As always, I'm a bit skeptical about leaked clock speeds for a simple reason; they
never know the final clock speeds until they got the final stepping in a significant volume, which leads to the following logical deductions;
a) The CPUs are ready for "imminent" release (within the next couple of months)
or
b) This is yet another fake leak
Please keep this in mind.
Hmmm....So let me get this straight no more Hyper Threading U9 will have "only" 8 performance cores but 16 efficient cores there are rumors around the net that we could expect better improvements in IPC from 5% to 15% with P-cores 'tho some people claim it will be much better improvements when it comes to the E-cores then again U9 285 have in total 24 Threads compared to the I9 14900k that have 32 Threads....hmmm is it going to be better in multithreads apps at all???

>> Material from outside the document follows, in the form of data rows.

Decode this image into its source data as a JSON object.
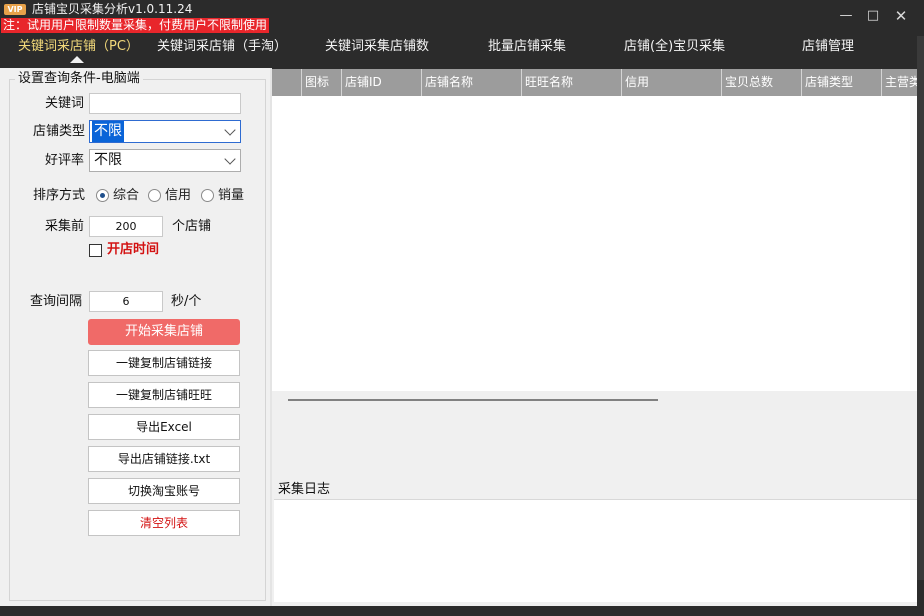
{
  "window": {
    "badge": "VIP",
    "title": "店铺宝贝采集分析v1.0.11.24",
    "notice": "注：试用用户限制数量采集，付费用户不限制使用",
    "minimize": "—",
    "maximize": "□",
    "close": "✕"
  },
  "tabs": [
    {
      "label": "关键词采店铺（PC）",
      "active": true
    },
    {
      "label": "关键词采店铺（手淘）"
    },
    {
      "label": "关键词采集店铺数"
    },
    {
      "label": "批量店铺采集"
    },
    {
      "label": "店铺(全)宝贝采集"
    },
    {
      "label": "店铺管理"
    }
  ],
  "settings": {
    "group_title": "设置查询条件-电脑端",
    "keyword_label": "关键词",
    "keyword_value": "",
    "shop_type_label": "店铺类型",
    "shop_type_value": "不限",
    "rating_label": "好评率",
    "rating_value": "不限",
    "sort_label": "排序方式",
    "sort_options": [
      "综合",
      "信用",
      "销量"
    ],
    "sort_selected": "综合",
    "collect_label": "采集前",
    "collect_value": "200",
    "collect_unit": "个店铺",
    "open_time_label": "开店时间",
    "open_time_checked": false,
    "interval_label": "查询间隔",
    "interval_value": "6",
    "interval_unit": "秒/个"
  },
  "actions": {
    "start": "开始采集店铺",
    "copy_links": "一键复制店铺链接",
    "copy_wangwang": "一键复制店铺旺旺",
    "export_excel": "导出Excel",
    "export_txt": "导出店铺链接.txt",
    "switch_account": "切换淘宝账号",
    "clear_list": "清空列表"
  },
  "grid": {
    "columns": [
      "",
      "图标",
      "店铺ID",
      "店铺名称",
      "旺旺名称",
      "信用",
      "宝贝总数",
      "店铺类型",
      "主营类"
    ],
    "rows": []
  },
  "log": {
    "title": "采集日志",
    "content": ""
  },
  "colors": {
    "primary_button": "#f06a68",
    "danger_text": "#d31313",
    "active_tab": "#f2d97a",
    "header_bg": "#9c9c9c"
  }
}
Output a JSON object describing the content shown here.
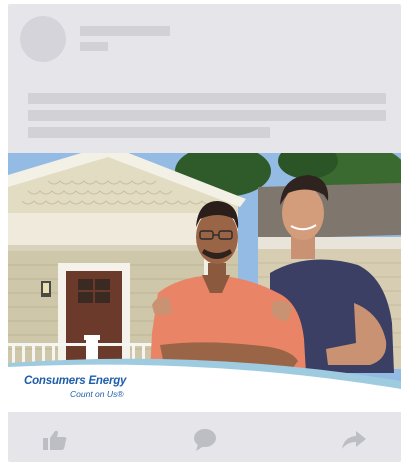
{
  "post": {
    "ad": {
      "brand_name": "Consumers Energy",
      "tagline": "Count on Us®"
    }
  },
  "actions": {
    "like_icon": "thumbs-up-icon",
    "comment_icon": "speech-bubble-icon",
    "share_icon": "share-arrow-icon"
  },
  "colors": {
    "card_bg": "#e6e6ea",
    "placeholder": "#d1d1d6",
    "brand_blue": "#1f5da8",
    "icon_gray": "#bdbdc4"
  }
}
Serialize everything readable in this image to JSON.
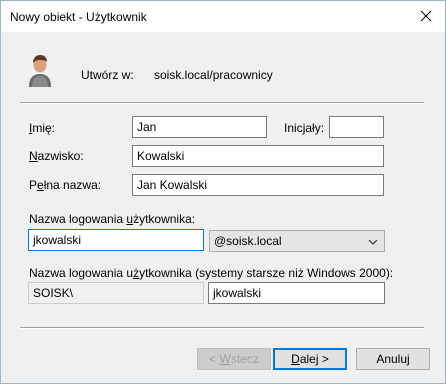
{
  "window": {
    "title": "Nowy obiekt - Użytkownik",
    "close_glyph": "×"
  },
  "header": {
    "avatar_icon": "user-icon",
    "create_in_label": "Utwórz w:",
    "create_in_path": "soisk.local/pracownicy"
  },
  "form": {
    "first_name": {
      "label_pre": "",
      "label_u": "I",
      "label_post": "mię:",
      "value": "Jan"
    },
    "initials": {
      "label_pre": "Inic",
      "label_u": "j",
      "label_post": "ały:",
      "value": ""
    },
    "last_name": {
      "label_pre": "",
      "label_u": "N",
      "label_post": "azwisko:",
      "value": "Kowalski"
    },
    "full_name": {
      "label_pre": "P",
      "label_u": "e",
      "label_post": "łna nazwa:",
      "value": "Jan Kowalski"
    },
    "logon": {
      "label_pre": "Nazwa logowania ",
      "label_u": "u",
      "label_post": "żytkownika:",
      "value": "jkowalski",
      "domain_selected": "@soisk.local"
    },
    "logon_legacy": {
      "label_pre": "Nazwa logowania u",
      "label_u": "ż",
      "label_post": "ytkownika (systemy starsze niż Windows 2000):",
      "domain": "SOISK\\",
      "value": "jkowalski"
    }
  },
  "buttons": {
    "back": {
      "pre": "< ",
      "u": "W",
      "post": "stecz"
    },
    "next": {
      "pre": "",
      "u": "D",
      "post": "alej >"
    },
    "cancel": {
      "pre": "Anuluj",
      "u": "",
      "post": ""
    }
  },
  "colors": {
    "accent": "#0078d7",
    "border": "#7a7a7a"
  }
}
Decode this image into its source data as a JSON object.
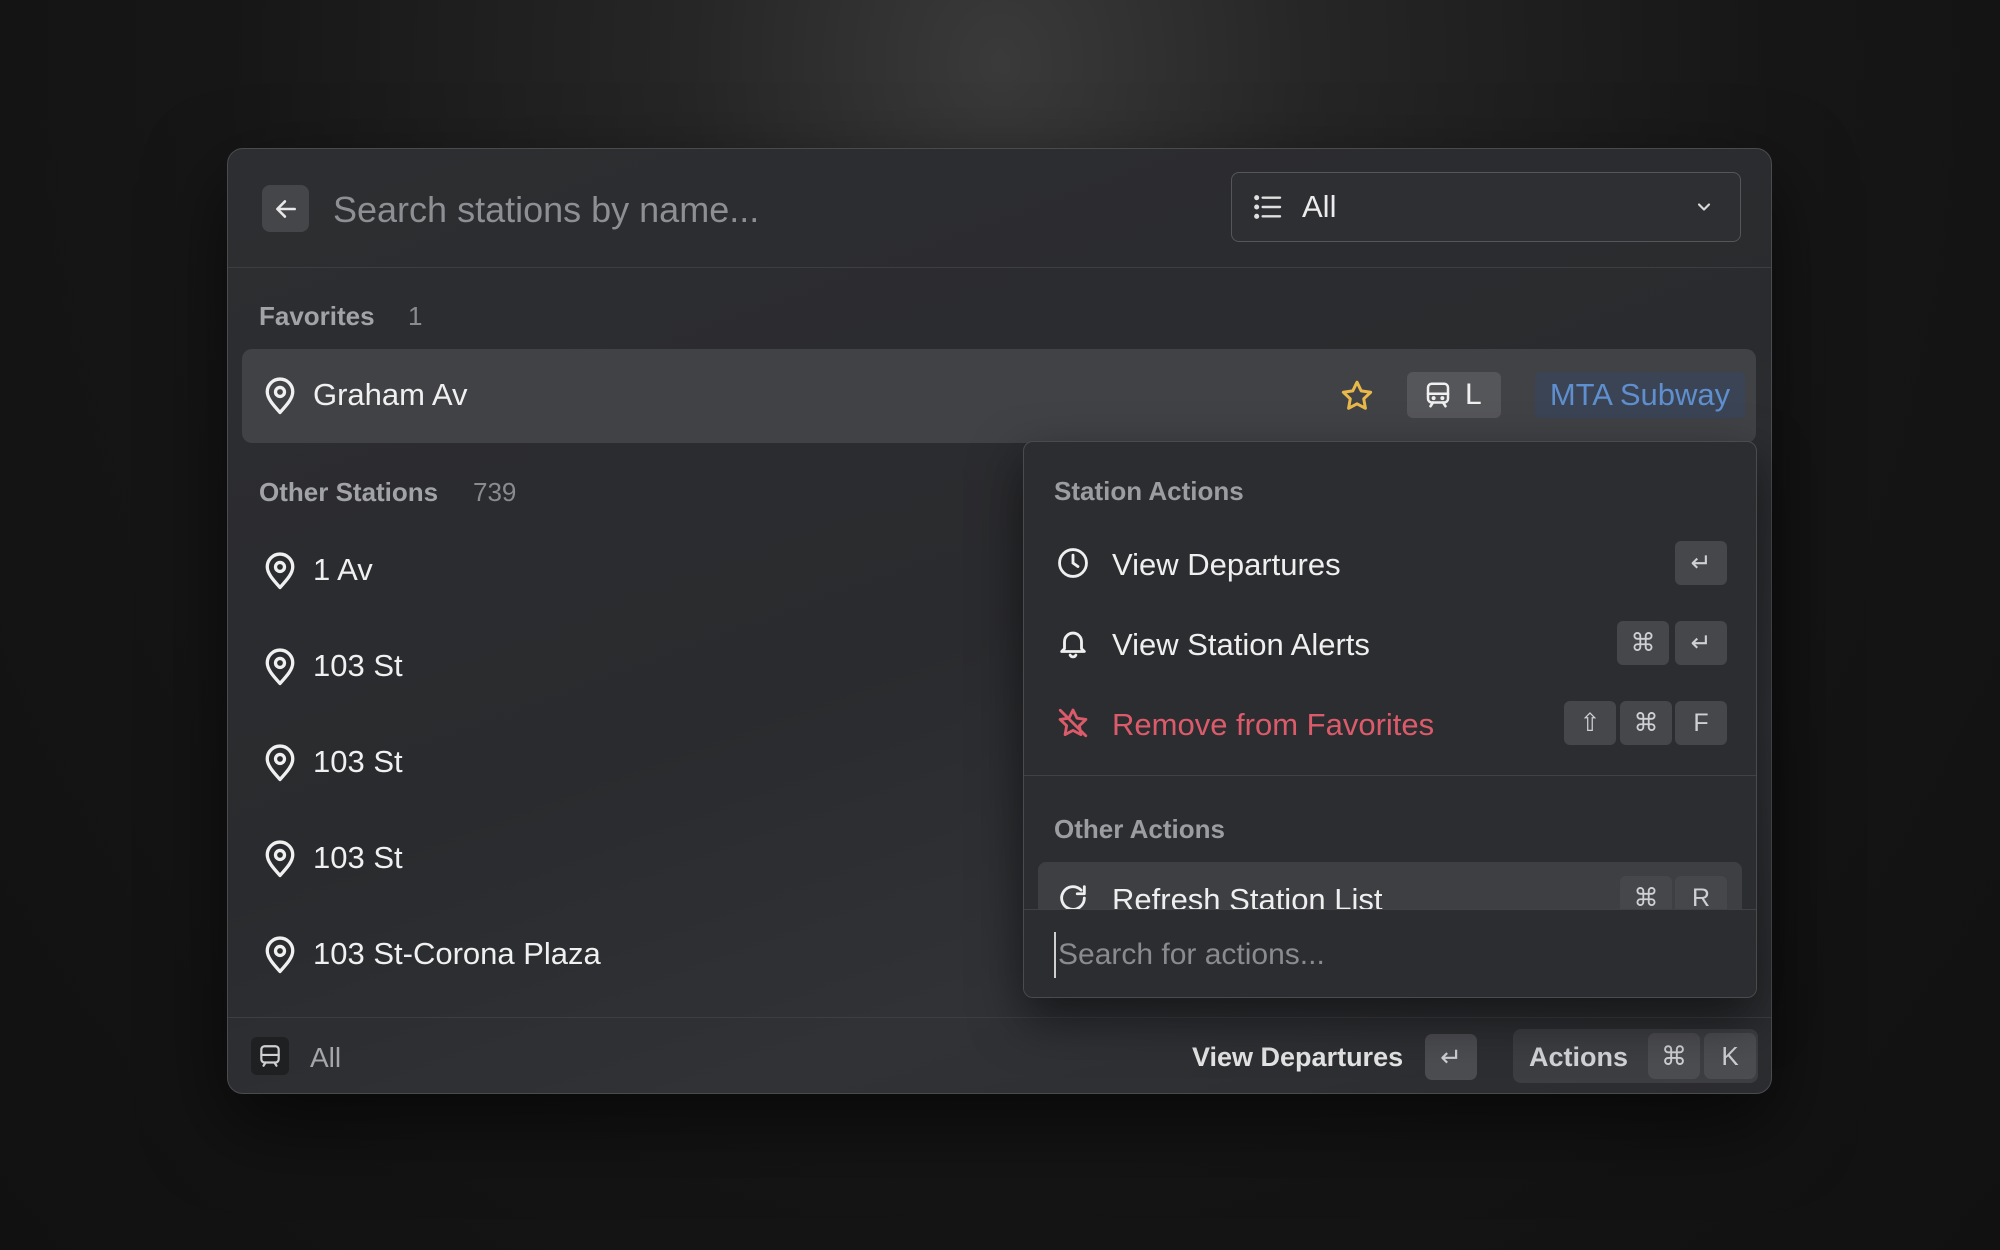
{
  "search": {
    "placeholder": "Search stations by name..."
  },
  "filter": {
    "value": "All"
  },
  "favorites": {
    "label": "Favorites",
    "count": "1",
    "items": [
      {
        "name": "Graham Av",
        "line": "L",
        "agency": "MTA Subway"
      }
    ]
  },
  "other": {
    "label": "Other Stations",
    "count": "739",
    "items": [
      {
        "name": "1 Av"
      },
      {
        "name": "103 St"
      },
      {
        "name": "103 St"
      },
      {
        "name": "103 St"
      },
      {
        "name": "103 St-Corona Plaza"
      }
    ]
  },
  "actions_panel": {
    "station_section": "Station Actions",
    "station_actions": [
      {
        "label": "View Departures",
        "keys": [
          "↵"
        ]
      },
      {
        "label": "View Station Alerts",
        "keys": [
          "⌘",
          "↵"
        ]
      },
      {
        "label": "Remove from Favorites",
        "keys": [
          "⇧",
          "⌘",
          "F"
        ]
      }
    ],
    "other_section": "Other Actions",
    "other_actions": [
      {
        "label": "Refresh Station List",
        "keys": [
          "⌘",
          "R"
        ]
      }
    ],
    "search_placeholder": "Search for actions..."
  },
  "footer": {
    "kind_label": "All",
    "primary_action": "View Departures",
    "primary_key": "↵",
    "actions_label": "Actions",
    "actions_keys": [
      "⌘",
      "K"
    ]
  },
  "colors": {
    "danger": "#dc5b6b",
    "star": "#e8b84a",
    "agency_text": "#5f8fcf"
  }
}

You are raising excellent questions, which no one can answer until we get a deep-dive into actual finalized products, but I can still point out a few important aspects most people miss;
Firstly, given Arrow Lake is presumably a very different microarchitecture, we don't know its performance characteristics at all, and even if we got confirmed IPC figures, base clocks and boost clocks, amount of cache etc., it only gives us an idea of the overall performance, but still very little whether this is an all-round excellent performer, or only excels in computationally heavy (but logically simple) SIMD, or very good at mixed loads but not at heavy SIMD. It may very well end up like a stellar performer in synthetic or very specific benchmarks, and just being a modest upgrade in real world tasks, only time will tell. When it comes to E-cores, those are already mostly a gimmick. They serve two purposes; make the specs look nice, like having >5 GHz 20 cores at 65W (the big PC vendors loves this), and to make certain benchmarks like Cinebench look good (which have little or no relevance for end-users).
We also need to keep in mind when they do (presumably) larger architectural overhauls there might actually be areas with significant downsides too, especially with the "first iteration", so be mentally prepared for that, and don't completely dismiss large advancements in some areas if there are some regressions too. Additionally, despite IPC and rated clock speeds, the microarchitecture
and the node ultimately decides which performance will be achieved in specific workloads. Contrary to popular belief, IPC is actually an average amount of instructions, not performance at all. Plus, the node and the microarchitecture might allow the CPU to run a specific workload at a higher than expected sustained real clock speed than a competitor with similar or even higher "IPC". This was the case back with Zen 2 vs. Coffee Lake/Comet Lake, where in many multithreaded workloads Zen 2 achieved much higher actual clock speeds, while the Skylake-family throttled heavily despite higher IPC, resulting in lower performance for Intel. And IPC estimates based on rated clock speeds is useless, as rated clock speeds on current CPUs is mostly a gimmick anyways. This is why I always say; performance is what ultimately matters, how it's achieved is just details for those interested.
Two different diagrams of the LionCove core from LunarLake graphics:
Lots of good info there. Just keep in mind that any graphics used in promotional material prior to release may very well be based on approximations, not the final design.